While several pieces of evidence pointed indirectly to the involvement of oxygen free radicals in the etiology of cardiomyopathy with cataracts, direct evidence was provided for the first time by Luo et al. (1997) who showed that complex I deficiency is associated with an excessive production of hydroxyl radicals and lipid peroxidation. Patients with isolated NADH:ubiquinone oxidoreductase (see 161015) deficiency (or complex I deficiency) most commonly present with fatal neonatal lactic acidosis or with Leigh disease (256000). Pitkanen et al. (1996) demonstrated 3 additional clinical phenotypes, cardiomyopathy with cataracts, hepatopathy and tubulopathy, and mild developmental delay.
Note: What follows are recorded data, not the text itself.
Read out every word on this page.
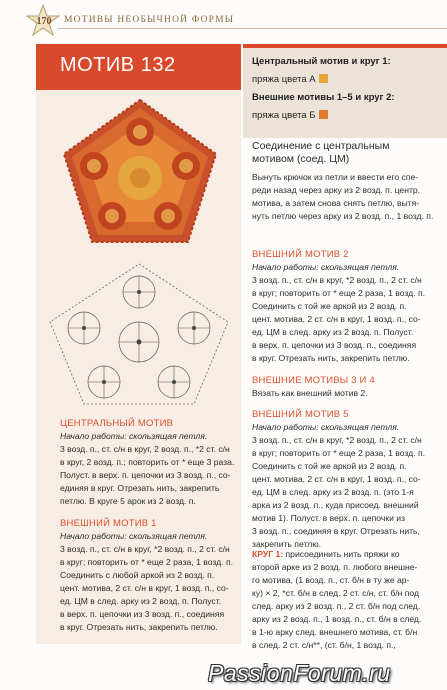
170	МОТИВЫ НЕОБЫЧНОЙ ФОРМЫ
МОТИВ 132
ЦЕНТРАЛЬНЫЙ МОТИВ
Начало работы: скользящая петля.
3 возд. п., ст. с/н в круг, 2 возд. п., *2 ст. с/н
в круг, 2 возд. п.; повторить от * еще 3 раза.
Полуст. в верх. п. цепочки из 3 возд. п., со-
единяя в круг. Отрезать нить, закрепить
петлю. В круге 5 арок из 2 возд. п.
ВНЕШНИЙ МОТИВ 1
Начало работы: скользящая петля.
3 возд. п., ст. с/н в круг, *2 возд. п., 2 ст. с/н
в круг; повторить от * еще 2 раза, 1 возд. п.
Соединить с любой аркой из 2 возд. п.
цент. мотива, 2 ст. с/н в круг, 1 возд. п., со-
ед. ЦМ в след. арку из 2 возд. п. Полуст.
в верх. п. цепочки из 3 возд. п., соединяя
в круг. Отрезать нить, закрепить петлю.
Центральный мотив и круг 1:
пряжа цвета А
Внешние мотивы 1–5 и круг 2:
пряжа цвета Б
Соединение с центральным
мотивом (соед. ЦМ)
Вынуть крючок из петли и ввести его спе-
реди назад через арку из 2 возд. п. центр.
мотива, а затем снова снять петлю, вытя-
нуть петлю через арку из 2 возд. п., 1 возд. п.
ВНЕШНИЙ МОТИВ 2
Начало работы: скользящая петля.
3 возд. п., ст. с/н в круг, *2 возд. п., 2 ст. с/н
в круг; повторить от * еще 2 раза, 1 возд. п.
Соединить с той же аркой из 2 возд. п.
цент. мотива, 2 ст. с/н в круг, 1 возд. п., со-
ед. ЦМ в след. арку из 2 возд. п. Полуст.
в верх. п. цепочки из 3 возд. п., соединяя
в круг. Отрезать нить, закрепить петлю.
ВНЕШНИЕ МОТИВЫ 3 И 4
Вязать как внешний мотив 2.
ВНЕШНИЙ МОТИВ 5
Начало работы: скользящая петля.
3 возд. п., ст. с/н в круг, *2 возд. п., 2 ст. с/н
в круг; повторить от * еще 2 раза, 1 возд. п.
Соединить с той же аркой из 2 возд. п.
цент. мотива, 2 ст. с/н в круг, 1 возд. п., со-
ед. ЦМ в след. арку из 2 возд. п. (это 1-я
арка из 2 возд. п., куда присоед. внешний
мотив 1). Полуст. в верх. п. цепочки из
3 возд. п., соединяя в круг. Отрезать нить,
закрепить петлю.
КРУГ 1: присоединить нить пряжи ко
второй арке из 2 возд. п. любого внешне-
го мотива, (1 возд. п., ст. б/н в ту же ар-
ку) × 2, *ст. б/н в след. 2 ст. с/н, ст. б/н под
след. арку из 2 возд. п., 2 ст. б/н под след.
арку из 2 возд. п., 1 возд. п., ст. б/н в след.
в 1-ю арку след. внешнего мотива, ст. б/н
в след. 2 ст. с/н**, (ст. б/н, 1 возд. п.,
PassionForum.ru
Although the clinical features of Sengers syndrome suggest a mitochondrial disorder, no abnormalities are found on routine mitochondrial biochemical diagnostics, viz., the determination of pyruvate oxidation rates and enzyme measurements. In immunoblot analysis, Jordens et al. (2002) found that protein content of mitochondrial ANT1 was strongly reduced in the muscle tissues of 2 unrelated patients with Sengers syndrome. In addition, low residual ANT1 activity was detected upon the reconstitution of detergent-solubilized mitochondrial extracts from the patients' skeletal or heart muscle into liposomes. In 1 family, Jordens et al. (2002) found that a normal brother and an affected sister had the same ANT1 haplotypes in heterozygous form, which suggested that mutation in the ANT1 gene is not the primary cause of Sengers syndrome. In the aforementioned family, the disorder was thought to be recessive because of the occurrence of 3 affected sibs and consanguineous parents, 5 and 6 generations back, who were unaffected Valsson et al., 1988. Furthermore, Jordens et al. (2002) found no sequence abnormality or aberrant splicing of ANT1. Thus, they proposed that 'transcriptional, translational, or posttranslational events' are responsible for the ANT1 deficiency associated with Sengers syndrome.

Molecular Genetics

In 2 unrelated patients with myopathic mtDNA depletion syndrome, Calvo et al. (2012) identified homozygous or compound heterozygous mutations in the AGK gene (610345.0001-610345.0003).

In 10 patients from 9 families with Sengers syndrome, Mayr et al. (2012) identified 12 different pathogenic mutations in the AGK gene (see, e.g., 610345.0004-610345.0009). The initial mutations were found by exome sequencing of an affected boy, born of unrelated parents of Italian descent. He had a severe phenotype, with death at age 18 days. Subsequent sequencing of this gene in 13 individuals with cataracts and cardiomyopathy revealed 12 pathogenic AGK alleles. Several of the patients had previously been reported by Lalive d'Epinay et al. (1986), Morava et al. (2004), and Di Rosa et al. (2006). The mutations were predicted to result in a loss of function.